Onze laatste albumrecensie.
Ons laatste interview.
Onze laatste video.
Je zou het een soort 'schrikkeleditie' kunnen noemen, deze vijftiende aflevering van het Amsterdamse Sonic Acts, een festival dat de grenzen opzoekt in kunst, muziek en wetenschap. Het vaste tweejaarlijkse stramien wordt losgelaten voor 2013. Onder de thematische titel The Dark Universe wordt het onbekende en het wellicht onkenbare in de spotlights geplaatst. Naast de puike organisatie en productie ligt de kracht van Sonic Acts in de brede visie op het thema. Hierdoor waart de bezoeker niet als een blinde rond door een ondoorgrondelijk doolhof, al is het soms met een nachtkijker zoeken naar lichtpunten in een bomvolle programmering.

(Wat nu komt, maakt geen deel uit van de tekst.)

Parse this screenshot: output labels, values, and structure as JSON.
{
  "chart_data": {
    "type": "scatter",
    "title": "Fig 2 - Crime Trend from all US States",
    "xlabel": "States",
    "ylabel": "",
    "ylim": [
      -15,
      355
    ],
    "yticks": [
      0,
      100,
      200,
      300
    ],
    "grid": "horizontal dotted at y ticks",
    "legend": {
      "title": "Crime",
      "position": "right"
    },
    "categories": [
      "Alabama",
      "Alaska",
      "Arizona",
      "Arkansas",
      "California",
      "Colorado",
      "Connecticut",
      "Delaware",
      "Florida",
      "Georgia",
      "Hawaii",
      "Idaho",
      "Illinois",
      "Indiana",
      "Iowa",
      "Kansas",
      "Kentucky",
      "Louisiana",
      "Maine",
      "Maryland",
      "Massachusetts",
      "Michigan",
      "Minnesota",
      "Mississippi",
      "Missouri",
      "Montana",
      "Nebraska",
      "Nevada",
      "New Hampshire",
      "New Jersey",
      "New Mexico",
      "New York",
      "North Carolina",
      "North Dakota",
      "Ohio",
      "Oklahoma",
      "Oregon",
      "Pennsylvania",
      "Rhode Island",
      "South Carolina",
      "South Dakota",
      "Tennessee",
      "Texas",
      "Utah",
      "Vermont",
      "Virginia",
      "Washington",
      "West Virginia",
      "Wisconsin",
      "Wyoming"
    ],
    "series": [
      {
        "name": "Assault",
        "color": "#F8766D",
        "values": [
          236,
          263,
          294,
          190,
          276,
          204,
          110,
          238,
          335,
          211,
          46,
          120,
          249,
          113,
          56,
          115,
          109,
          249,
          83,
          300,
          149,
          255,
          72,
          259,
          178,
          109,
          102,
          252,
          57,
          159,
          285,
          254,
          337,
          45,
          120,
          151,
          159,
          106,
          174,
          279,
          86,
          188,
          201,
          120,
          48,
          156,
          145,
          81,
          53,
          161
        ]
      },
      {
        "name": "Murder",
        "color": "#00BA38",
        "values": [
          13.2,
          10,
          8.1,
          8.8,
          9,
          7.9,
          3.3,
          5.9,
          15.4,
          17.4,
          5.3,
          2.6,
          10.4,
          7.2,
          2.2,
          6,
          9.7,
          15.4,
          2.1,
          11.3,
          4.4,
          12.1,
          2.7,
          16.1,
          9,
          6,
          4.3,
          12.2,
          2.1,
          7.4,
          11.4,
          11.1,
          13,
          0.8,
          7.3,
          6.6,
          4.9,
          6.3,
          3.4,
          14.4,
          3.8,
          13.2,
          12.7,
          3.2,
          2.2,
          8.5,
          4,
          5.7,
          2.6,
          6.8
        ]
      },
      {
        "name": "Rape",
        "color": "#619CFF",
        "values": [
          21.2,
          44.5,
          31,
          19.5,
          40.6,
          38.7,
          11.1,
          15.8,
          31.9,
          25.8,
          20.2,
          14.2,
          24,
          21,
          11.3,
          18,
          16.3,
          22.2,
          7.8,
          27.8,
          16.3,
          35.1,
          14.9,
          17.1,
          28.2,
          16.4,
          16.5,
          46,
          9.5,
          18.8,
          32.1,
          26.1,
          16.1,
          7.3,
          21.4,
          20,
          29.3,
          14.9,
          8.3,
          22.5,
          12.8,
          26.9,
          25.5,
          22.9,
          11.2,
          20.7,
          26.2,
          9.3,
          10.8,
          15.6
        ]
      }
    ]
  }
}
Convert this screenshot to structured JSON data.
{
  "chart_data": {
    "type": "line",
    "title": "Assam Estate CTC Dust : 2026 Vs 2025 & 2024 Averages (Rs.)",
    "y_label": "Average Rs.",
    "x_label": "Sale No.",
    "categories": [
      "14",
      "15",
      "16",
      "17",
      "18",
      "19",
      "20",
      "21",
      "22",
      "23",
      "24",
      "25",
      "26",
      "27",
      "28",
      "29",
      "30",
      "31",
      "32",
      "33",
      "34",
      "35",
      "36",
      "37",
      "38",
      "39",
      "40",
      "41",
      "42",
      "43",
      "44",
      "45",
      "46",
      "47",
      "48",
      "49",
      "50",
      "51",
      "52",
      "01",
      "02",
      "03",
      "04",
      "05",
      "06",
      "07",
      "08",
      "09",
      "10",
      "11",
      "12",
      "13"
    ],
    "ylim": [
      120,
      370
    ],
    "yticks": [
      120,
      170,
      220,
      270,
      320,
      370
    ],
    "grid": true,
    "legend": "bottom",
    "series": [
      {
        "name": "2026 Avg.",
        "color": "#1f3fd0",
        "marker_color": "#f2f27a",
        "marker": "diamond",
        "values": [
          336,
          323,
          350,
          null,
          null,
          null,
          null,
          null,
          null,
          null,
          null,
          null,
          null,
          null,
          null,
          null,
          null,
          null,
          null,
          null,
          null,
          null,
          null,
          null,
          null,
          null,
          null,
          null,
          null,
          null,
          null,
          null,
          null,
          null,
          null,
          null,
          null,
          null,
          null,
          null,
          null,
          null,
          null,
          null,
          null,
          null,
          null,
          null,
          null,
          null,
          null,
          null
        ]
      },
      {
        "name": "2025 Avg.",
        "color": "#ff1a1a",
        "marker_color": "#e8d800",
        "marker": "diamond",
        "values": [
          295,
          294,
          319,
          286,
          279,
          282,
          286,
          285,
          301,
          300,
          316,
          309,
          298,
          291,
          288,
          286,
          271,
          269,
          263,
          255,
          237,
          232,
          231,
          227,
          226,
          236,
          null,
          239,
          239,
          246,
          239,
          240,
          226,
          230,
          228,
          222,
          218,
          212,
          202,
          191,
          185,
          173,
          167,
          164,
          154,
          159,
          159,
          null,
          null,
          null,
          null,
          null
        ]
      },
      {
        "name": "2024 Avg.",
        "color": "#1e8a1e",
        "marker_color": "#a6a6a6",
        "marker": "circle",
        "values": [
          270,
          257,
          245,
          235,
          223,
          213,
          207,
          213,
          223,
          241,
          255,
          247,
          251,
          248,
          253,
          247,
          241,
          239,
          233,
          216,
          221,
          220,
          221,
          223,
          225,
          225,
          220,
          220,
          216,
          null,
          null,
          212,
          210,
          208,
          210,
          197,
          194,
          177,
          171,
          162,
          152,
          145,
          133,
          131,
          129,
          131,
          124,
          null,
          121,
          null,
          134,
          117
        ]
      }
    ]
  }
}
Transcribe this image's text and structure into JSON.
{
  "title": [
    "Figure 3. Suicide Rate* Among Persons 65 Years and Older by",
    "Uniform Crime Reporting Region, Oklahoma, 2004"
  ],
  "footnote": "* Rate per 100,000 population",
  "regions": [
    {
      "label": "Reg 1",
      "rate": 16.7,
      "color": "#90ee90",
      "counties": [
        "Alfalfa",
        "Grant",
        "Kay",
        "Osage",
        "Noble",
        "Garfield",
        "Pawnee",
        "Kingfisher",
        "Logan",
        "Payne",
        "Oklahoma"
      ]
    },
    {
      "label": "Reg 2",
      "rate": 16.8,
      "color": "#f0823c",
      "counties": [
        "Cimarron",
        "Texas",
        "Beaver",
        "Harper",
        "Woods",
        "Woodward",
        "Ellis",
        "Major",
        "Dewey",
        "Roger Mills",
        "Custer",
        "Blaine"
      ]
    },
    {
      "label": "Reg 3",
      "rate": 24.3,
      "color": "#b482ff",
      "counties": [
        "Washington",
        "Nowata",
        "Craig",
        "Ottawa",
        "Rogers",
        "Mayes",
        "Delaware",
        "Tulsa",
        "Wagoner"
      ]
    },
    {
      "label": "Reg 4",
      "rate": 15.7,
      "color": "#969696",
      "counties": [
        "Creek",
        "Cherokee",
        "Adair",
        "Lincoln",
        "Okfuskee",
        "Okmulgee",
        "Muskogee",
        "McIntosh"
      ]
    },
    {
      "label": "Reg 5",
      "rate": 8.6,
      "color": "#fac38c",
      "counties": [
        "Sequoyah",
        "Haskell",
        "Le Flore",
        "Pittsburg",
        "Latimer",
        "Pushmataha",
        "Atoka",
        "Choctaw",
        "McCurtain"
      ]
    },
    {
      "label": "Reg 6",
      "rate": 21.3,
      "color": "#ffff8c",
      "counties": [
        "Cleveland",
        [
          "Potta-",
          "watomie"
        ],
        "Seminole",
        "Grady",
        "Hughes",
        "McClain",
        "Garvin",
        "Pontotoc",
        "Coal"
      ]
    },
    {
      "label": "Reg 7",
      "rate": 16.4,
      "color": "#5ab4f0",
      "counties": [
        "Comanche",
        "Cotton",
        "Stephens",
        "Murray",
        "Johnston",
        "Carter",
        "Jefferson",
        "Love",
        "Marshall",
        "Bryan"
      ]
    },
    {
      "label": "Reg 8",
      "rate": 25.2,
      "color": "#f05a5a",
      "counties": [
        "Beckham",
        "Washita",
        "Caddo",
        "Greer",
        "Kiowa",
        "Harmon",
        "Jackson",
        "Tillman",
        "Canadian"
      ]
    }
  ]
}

De monumentale trap van het Stedelijk Museum is ongemoeid gelaten bij de verbouwing. Hij ligt nu weliswaar een beetje ongelukkig ten opzichte van de normale loop, maar maakt - dankzij het fenomenale lichtkunstwerk dat Dan Flavin speciaal voor deze locatie ontwierp - een statige indruk. Het is natuurlijk ook het centrale punt waarop zalen met de belangrijkste kunstwerken uitkomen. Hier hebben twaalf geluidkunstenaars, onder wie BJ Nilsen, Franz Pomassl, Jana Winderen en JG Thirlwell enige dagen gebivakkeerd. Ze lieten het gebouw op zich inwerken en kregen van groepsleider CM von Hausswolff ieder een deel van het hoorbare frequentiegebied toegewezen. Daarbinnen maakte ieder zijn of haar eigen werk en samen vormen die delen een generatieve 'symfonie' onder de naam freq_out 9 [bovenste foto].
Galmhal
Het is druk op de openingsavond en veel genodigden en festivalbezoekers verdringen zich dan ook op de rondgang langs de trap en in het aanpalende café. De zacht zoemende en naar drone-achtige ambient neigende composities delven grotendeels het onderspit in de galmende hal, die gevuld wordt door kakelend openingspubliek dat meer oog en oor heeft voor het sociale samenzijn dan voor het geluidskunstwerk. Vlak voor sluitingstijd is de drom mensen uitgedund en valt op te maken wat de twaalf gemaakt hebben. De een kiest voor een langgerekte compositie die uiteindelijk weer uitkomt bij het beginpunt en de ander neemt zeer korte pulsen van hoge tonen op die in snelle, repeterende loops de revue passeren. Daartussen waart ruis en donderend geraas uit de laagste regionen rond. Dat de twaalf delen lichtelijk onvoorspelbaar verschuiven ten opzichte van elkaar, geeft het freq_out 9-werk een ongrijpbare allure die intrigeert en fascineert tot op het punt dat je er veel langer in zou willen blijven vertoeven. Wellicht zul je de constituerende delen, hun verhoudingen en samenhang nooit totaal doorgronden, maar het was zeker fraai geweest als de moeite van het twaalftal beloond was met een langere uitvoeringsduur dan alleen tijdens de opening.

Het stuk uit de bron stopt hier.